When you submit your work to a publisher, you will be asked to sign a publication agreement. Copyright transfer agreements vary from publisher to publisher. Read this agreement carefully.
If the Agreement asks you to transfer your copyright to the publisher, you should make sure you understand what this means. If the transfer agreement is not qualified in any way, it will mean that only the publisher will be able to reproduce, publish, communicate, perform or adapt your work, thus preventing you from re-using or distributing your work without Publisher permission.
Assigning copyright, on an unconditional basis, to a journal publisher means:
- You may not be allowed to post a copy on your own web-page or deposit a copy in your institution's eprint repository.
- You may have to ask permission, and perhaps even pay a royalty, to distribute copies to your classes or include your own work in a course pack.
- Only subscribers to the journal (individually, institutionally or via a fulltext database license) will be able to read your work. This can seriously restrict research impact and progress.
Retaining your rights
A Publisher requires only your permission to publish your paper, not the wholesale transfer of your rights as author.
Therefore, before you sign, scrutinize your Agreement and consider:
- the rights you want to retain
- the ways you want to use and develop your own work without restriction
- how to increase access to your work for educational and research purposes
- your right to be properly attributed when your work is used
- your right to deposit your work in an online archive or repository
- your Publishers right for a non-exclusive to publish and distribute your work for a financial return
- your Publishers right to be properly attributed and cited
- your Publishers right to migrate your work to future formats and include it in collections
Choices and Consequences for Authors

Reproduced with permission from Bill Hubbard (SHERPA) and London School of Economics and Political Science, London, U.K; 2007.
Joint Ownership
Permission from all the authors of a jointly authored paper should be obtained.
3rd Party Copyright
If you have included content where the copyright is owned by someone other than yourself (i.e. diagram, text, photograph) you do not necessarily have permission to re-use the material. You may need to obtain permission for inclusion in the repository from the owner of the copyright.
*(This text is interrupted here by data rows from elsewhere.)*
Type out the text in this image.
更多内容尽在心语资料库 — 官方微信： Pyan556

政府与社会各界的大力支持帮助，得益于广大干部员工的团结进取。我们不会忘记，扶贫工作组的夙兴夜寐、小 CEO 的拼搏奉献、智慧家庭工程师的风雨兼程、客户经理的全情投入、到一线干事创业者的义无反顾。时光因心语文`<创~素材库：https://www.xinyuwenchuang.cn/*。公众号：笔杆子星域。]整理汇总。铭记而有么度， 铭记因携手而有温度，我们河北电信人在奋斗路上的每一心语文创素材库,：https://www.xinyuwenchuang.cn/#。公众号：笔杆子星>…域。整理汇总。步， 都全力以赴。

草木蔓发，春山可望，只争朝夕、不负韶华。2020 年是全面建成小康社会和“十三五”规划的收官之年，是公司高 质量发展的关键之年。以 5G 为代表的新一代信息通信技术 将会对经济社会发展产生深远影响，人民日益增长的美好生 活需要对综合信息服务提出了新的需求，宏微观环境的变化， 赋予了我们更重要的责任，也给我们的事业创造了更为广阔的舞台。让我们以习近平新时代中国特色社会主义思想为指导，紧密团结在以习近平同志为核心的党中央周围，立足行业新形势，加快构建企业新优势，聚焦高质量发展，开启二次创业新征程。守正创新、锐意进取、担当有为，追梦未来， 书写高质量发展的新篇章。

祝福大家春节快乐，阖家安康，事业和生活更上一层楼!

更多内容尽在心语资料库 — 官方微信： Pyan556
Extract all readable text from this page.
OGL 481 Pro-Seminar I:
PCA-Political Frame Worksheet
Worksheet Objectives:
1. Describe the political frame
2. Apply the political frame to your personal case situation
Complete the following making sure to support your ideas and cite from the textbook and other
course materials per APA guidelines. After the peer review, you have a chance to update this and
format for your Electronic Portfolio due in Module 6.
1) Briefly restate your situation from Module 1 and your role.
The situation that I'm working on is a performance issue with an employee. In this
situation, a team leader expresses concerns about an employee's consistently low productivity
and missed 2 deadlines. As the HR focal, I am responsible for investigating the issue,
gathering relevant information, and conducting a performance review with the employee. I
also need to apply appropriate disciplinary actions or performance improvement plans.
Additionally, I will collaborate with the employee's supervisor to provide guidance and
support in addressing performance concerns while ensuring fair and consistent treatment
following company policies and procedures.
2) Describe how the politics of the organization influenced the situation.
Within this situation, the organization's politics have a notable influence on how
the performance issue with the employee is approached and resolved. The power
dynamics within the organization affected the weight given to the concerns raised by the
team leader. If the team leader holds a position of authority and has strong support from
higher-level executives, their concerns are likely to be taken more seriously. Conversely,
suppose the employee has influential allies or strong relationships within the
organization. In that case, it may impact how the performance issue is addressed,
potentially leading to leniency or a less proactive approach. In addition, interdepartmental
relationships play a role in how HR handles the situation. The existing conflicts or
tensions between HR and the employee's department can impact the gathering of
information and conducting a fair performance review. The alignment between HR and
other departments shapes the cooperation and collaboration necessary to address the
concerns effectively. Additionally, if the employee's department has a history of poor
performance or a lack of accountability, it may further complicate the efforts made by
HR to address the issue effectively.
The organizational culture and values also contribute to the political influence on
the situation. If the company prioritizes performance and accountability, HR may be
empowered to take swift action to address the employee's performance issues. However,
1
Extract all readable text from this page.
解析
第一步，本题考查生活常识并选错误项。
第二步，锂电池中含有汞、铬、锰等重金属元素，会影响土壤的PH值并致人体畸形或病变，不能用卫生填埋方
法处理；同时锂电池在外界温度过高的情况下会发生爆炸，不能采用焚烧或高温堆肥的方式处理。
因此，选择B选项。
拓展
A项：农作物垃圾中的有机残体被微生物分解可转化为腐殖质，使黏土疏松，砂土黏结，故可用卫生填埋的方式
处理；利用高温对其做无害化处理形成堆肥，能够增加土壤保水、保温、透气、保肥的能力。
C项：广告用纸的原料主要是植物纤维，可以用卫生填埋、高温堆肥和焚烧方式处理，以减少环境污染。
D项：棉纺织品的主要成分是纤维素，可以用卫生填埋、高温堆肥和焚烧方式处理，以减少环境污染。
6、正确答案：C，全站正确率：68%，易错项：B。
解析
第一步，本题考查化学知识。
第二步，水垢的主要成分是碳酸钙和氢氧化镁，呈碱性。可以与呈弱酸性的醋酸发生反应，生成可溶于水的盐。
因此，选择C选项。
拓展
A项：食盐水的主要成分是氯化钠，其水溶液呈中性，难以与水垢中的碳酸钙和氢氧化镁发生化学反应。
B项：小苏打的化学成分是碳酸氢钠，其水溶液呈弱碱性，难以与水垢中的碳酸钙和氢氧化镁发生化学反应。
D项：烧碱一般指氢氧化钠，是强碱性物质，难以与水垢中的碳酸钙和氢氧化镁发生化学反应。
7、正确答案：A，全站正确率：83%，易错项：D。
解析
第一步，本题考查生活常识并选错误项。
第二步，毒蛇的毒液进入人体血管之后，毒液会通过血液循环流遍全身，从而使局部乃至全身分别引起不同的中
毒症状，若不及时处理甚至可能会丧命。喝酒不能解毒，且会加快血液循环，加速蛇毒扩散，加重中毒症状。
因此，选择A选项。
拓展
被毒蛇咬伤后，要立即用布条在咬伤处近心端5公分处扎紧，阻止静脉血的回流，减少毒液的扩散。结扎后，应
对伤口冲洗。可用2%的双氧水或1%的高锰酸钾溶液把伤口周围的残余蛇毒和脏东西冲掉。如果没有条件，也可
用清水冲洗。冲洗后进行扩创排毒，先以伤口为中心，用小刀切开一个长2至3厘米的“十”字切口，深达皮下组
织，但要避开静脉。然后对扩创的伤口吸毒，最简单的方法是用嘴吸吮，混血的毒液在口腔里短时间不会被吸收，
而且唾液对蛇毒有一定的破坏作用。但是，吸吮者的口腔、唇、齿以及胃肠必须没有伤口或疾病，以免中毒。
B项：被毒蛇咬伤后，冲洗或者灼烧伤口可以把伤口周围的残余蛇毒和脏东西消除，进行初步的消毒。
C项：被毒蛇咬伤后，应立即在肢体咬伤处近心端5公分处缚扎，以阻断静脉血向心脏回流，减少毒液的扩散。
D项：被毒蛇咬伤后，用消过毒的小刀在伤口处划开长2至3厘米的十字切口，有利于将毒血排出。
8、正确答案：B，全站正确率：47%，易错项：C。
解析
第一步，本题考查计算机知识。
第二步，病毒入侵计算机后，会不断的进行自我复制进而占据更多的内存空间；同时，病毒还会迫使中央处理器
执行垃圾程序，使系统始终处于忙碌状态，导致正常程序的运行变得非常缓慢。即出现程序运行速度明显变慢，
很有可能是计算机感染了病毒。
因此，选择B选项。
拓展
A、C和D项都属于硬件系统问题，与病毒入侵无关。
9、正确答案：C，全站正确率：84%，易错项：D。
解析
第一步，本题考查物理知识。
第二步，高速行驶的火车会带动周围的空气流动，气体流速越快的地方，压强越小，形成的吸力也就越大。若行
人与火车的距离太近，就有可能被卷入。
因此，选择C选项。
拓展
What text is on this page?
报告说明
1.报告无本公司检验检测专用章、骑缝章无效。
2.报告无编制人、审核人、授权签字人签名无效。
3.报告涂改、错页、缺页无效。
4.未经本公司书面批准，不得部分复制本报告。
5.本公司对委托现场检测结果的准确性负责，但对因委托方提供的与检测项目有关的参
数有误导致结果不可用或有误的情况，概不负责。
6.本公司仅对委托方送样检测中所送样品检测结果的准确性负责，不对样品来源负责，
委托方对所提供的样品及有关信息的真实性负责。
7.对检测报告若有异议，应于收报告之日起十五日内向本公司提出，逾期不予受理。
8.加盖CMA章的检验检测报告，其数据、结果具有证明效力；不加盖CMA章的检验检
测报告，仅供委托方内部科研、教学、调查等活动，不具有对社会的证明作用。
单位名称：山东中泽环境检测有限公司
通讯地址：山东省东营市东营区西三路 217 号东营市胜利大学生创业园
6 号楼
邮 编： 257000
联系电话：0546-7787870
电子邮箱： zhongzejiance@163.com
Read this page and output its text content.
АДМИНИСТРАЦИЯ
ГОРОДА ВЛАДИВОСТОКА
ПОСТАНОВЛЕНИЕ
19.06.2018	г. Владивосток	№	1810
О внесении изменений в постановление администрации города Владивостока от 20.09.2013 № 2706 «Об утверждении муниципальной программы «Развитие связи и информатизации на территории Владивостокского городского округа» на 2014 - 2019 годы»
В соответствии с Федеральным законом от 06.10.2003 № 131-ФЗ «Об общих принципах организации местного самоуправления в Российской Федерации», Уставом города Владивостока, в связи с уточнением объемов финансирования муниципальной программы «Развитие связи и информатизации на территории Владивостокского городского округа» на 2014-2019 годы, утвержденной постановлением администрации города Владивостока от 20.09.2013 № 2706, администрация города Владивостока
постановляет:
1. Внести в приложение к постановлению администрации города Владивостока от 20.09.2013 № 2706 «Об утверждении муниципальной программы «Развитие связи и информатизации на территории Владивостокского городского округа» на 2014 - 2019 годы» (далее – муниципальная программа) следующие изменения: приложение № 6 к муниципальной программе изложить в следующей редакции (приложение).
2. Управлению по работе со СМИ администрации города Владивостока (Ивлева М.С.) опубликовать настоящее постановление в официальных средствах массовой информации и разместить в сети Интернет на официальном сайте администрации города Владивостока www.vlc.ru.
Publishing your work in an Online Research Repository
Institutional repositories are one of the strategies currently being adopted by scholarly communities around the globe to ensure maximum access to research literature. Some publishers allow works to be stored in open access institutional repositories such as ARROW. Other publishers permit such practice but with restrictions such as:
- limited to the use of the publishers PDF version
- limited to the authors own fully corrected version
- removal of the pre-print on publication
- links to the publishers web site to be included
You should always seek to retain the right to include your published work in the Universitys research repository.
Publishing in open access journals
Consider publishing in an open access journal such as those available at the Directory of Open Access Journals (DOAJ). These journals are fully peer-reviewed and you retain all rights for future use. Additional information about open access publishing can be found at:
If in doubt
If you have any doubts at all regarding your publications you should contact your publisher to check that what you are intending to do with the work complies with their regulations.